|
|
|
|
|
by mixedCase
1346 days ago
|
|
Are the keys encrypted with a key derived from a master password? Does the decryption only occur on the user's device? Is this master password not reused for the account or has account authentication been changed to use a cryptographic proof produced on-device? If the key is ever decrypted on vendor's servers, everything else is theater. And this is all of course also excluding auto-updating vendor-supplied authentication code from the threat model because the industry is not ready for that conversation yet. |
|
That also means if you dislike the idea of some big company holding all your keys in cloud backed-up vault, you can just use one of the dozens of hardware FIDO key manufacturers.
On iOS, the keys are stored in iCloud Keychain, which is also the password auto-fill vault.

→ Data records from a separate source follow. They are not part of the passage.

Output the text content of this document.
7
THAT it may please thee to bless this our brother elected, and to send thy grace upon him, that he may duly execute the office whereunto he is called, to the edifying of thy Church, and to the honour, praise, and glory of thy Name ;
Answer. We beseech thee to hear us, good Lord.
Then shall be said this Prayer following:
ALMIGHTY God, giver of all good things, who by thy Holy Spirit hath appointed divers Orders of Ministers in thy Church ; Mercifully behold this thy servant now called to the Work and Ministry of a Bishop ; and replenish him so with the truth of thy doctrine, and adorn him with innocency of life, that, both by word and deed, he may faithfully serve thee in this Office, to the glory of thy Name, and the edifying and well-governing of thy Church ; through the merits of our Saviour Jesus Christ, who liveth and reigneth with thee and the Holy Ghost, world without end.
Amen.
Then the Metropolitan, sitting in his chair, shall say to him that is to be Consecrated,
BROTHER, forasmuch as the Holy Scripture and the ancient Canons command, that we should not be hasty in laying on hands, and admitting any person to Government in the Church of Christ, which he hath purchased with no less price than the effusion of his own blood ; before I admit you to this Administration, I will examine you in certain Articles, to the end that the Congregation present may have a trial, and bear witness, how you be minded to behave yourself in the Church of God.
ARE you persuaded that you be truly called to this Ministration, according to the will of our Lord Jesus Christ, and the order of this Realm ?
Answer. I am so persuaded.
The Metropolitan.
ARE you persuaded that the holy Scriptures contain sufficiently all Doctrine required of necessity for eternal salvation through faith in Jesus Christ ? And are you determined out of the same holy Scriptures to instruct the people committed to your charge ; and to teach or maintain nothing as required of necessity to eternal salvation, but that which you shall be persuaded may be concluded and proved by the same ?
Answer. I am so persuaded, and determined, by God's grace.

These keys are protected with two levels - iCloud encryption and an effective HSM cluster of apple security enclaves.
There is no master passphrase/secret exposed to the user, it is synchronized by phones on the account. You must join the 'ring' of personal devices in addition to using the iCloud login to decrypt iCloud information.

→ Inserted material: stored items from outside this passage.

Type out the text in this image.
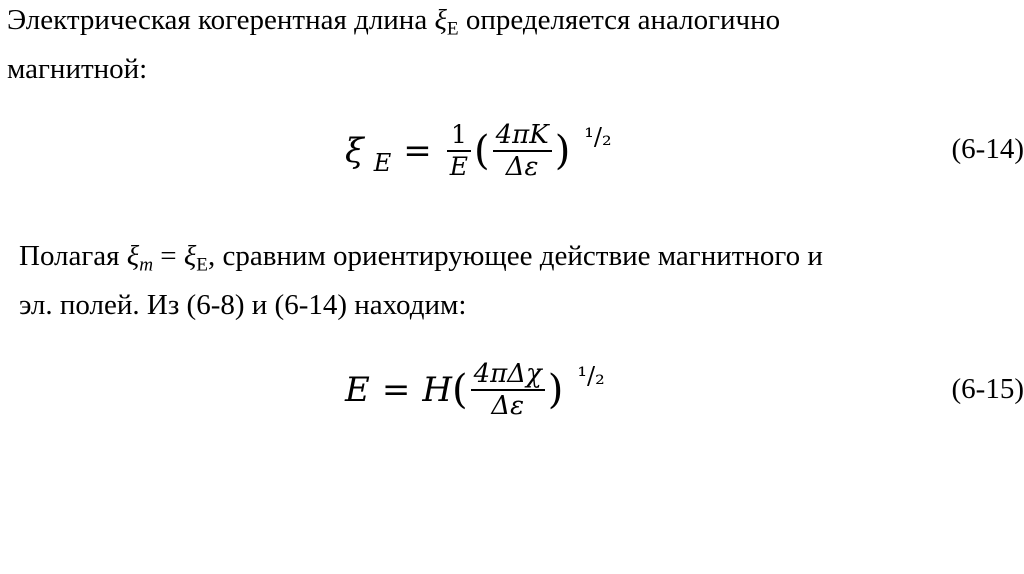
Электрическая когерентная длина $\xi_E$ определяется аналогично
магнитной:

ξ $E = \frac{1}{E}$ ( $\frac{4\pi K}{\Delta\varepsilon}$ ) ¹/₂	(6-14)

Полагая $\xi_m = \xi_E$, сравним ориентирующее действие магнитного и
эл. полей. Из (6-8) и (6-14) находим:

E = H ( $\frac{\text{4πΔχ}}{\Delta\varepsilon}$ ) ¹/₂	(6-15)
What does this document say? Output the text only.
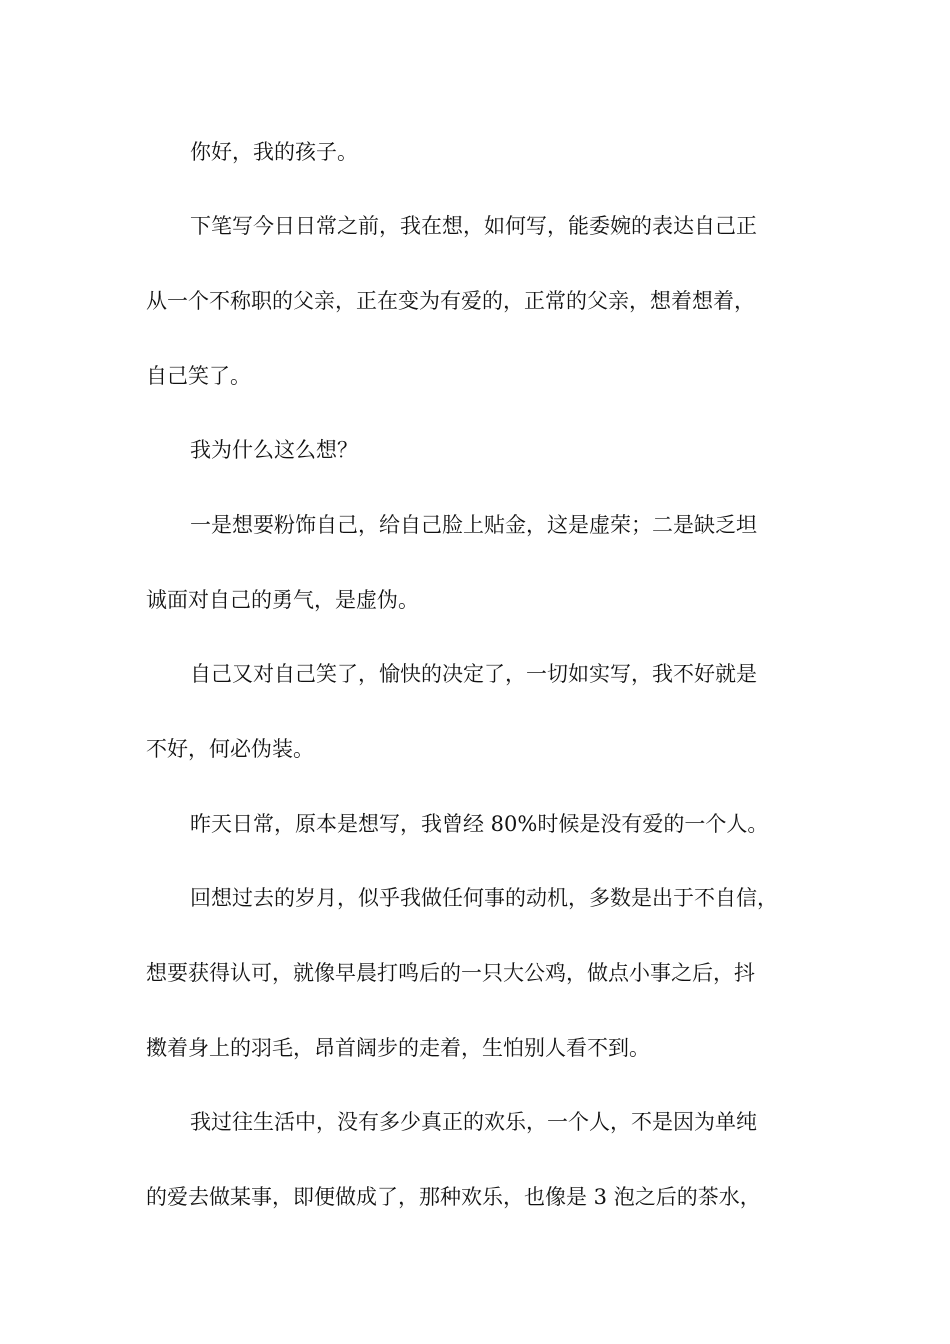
你好，我的孩子。

下笔写今日日常之前，我在想，如何写，能委婉的表达自己正

从一个不称职的父亲，正在变为有爱的，正常的父亲，想着想着，

自己笑了。

我为什么这么想？

一是想要粉饰自己，给自己脸上贴金，这是虚荣；二是缺乏坦

诚面对自己的勇气，是虚伪。

自己又对自己笑了，愉快的决定了，一切如实写，我不好就是

不好，何必伪装。

昨天日常，原本是想写，我曾经 80%时候是没有爱的一个人。

回想过去的岁月，似乎我做任何事的动机，多数是出于不自信，

想要获得认可，就像早晨打鸣后的一只大公鸡，做点小事之后，抖

擞着身上的羽毛，昂首阔步的走着，生怕别人看不到。

我过往生活中，没有多少真正的欢乐，一个人，不是因为单纯

的爱去做某事，即便做成了，那种欢乐，也像是 3 泡之后的茶水，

This means unlike basic iCloud encryption (which has a recovery HSM used to help people gain access to their accounts and which legal processes may grant access to read data), you need to perform additional actions to get access to this vault.
Each 'passkey' (Web Authentication Credential) is a locally generated secp256r1 key pair in that keychain, with associated site information and storage for additional information such as the site-specified user identifier and friendly display name.

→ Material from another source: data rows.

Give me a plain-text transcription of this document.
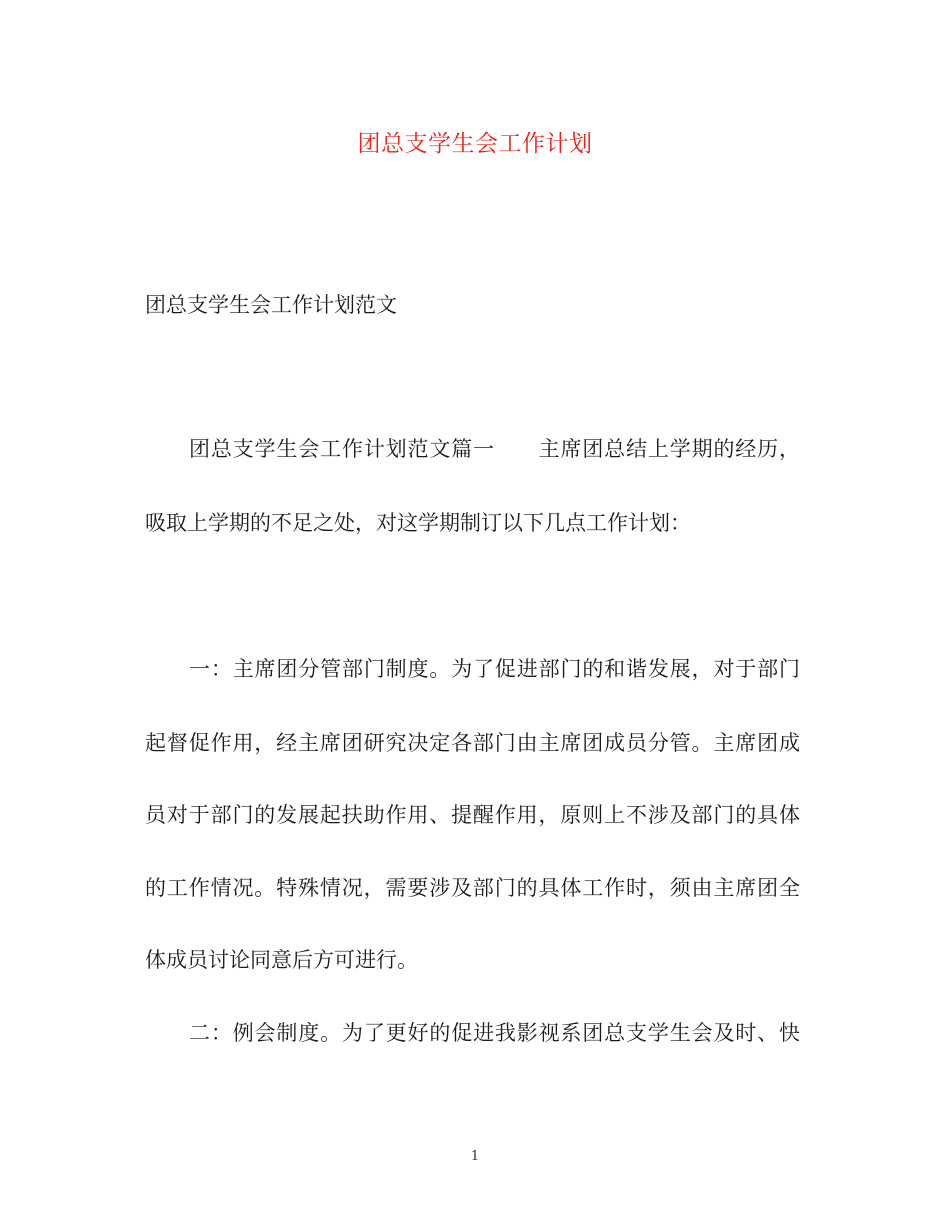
团总支学生会工作计划
团总支学生会工作计划范文
团总支学生会工作计划范文篇一　　主席团总结上学期的经历，
吸取上学期的不足之处，对这学期制订以下几点工作计划：
一：主席团分管部门制度。为了促进部门的和谐发展，对于部门
起督促作用，经主席团研究决定各部门由主席团成员分管。主席团成
员对于部门的发展起扶助作用、提醒作用，原则上不涉及部门的具体
的工作情况。特殊情况，需要涉及部门的具体工作时，须由主席团全
体成员讨论同意后方可进行。
二：例会制度。为了更好的促进我影视系团总支学生会及时、快
1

There's basically three levels of protection for the data
1. whatever the cloud hosting provider has for data at rest
2. the per-account iCloud encryption key, which is never shared with the hosting provider but exists on an Apple recovery HSM
3. the per-account device ring key, which is not visible to Apple.
so no, the credential's private key itself is never visible to Apple.
Apple does have a mechanism (if you go into Passwords) to share a passkey with another person's Apple device. You need to be mutually known (e.g. need to have one another as contacts, with the contact record containing a value associated with their Apple ID) and it needs to be done over Airdrop for a proximity check. Presumably, this uses the public key on their account to do an ECDH key agreement and send a snapshot of the private information over the encrypted channel.
Auto-updating vendor-supplied authentication code for iPhones is complex because of the split between the operating system code and the Secure Enclave firmware, the (misuse) of that API via a compromised operating system, and the potential to get malicious changes into the Secure Enclave firmware itself.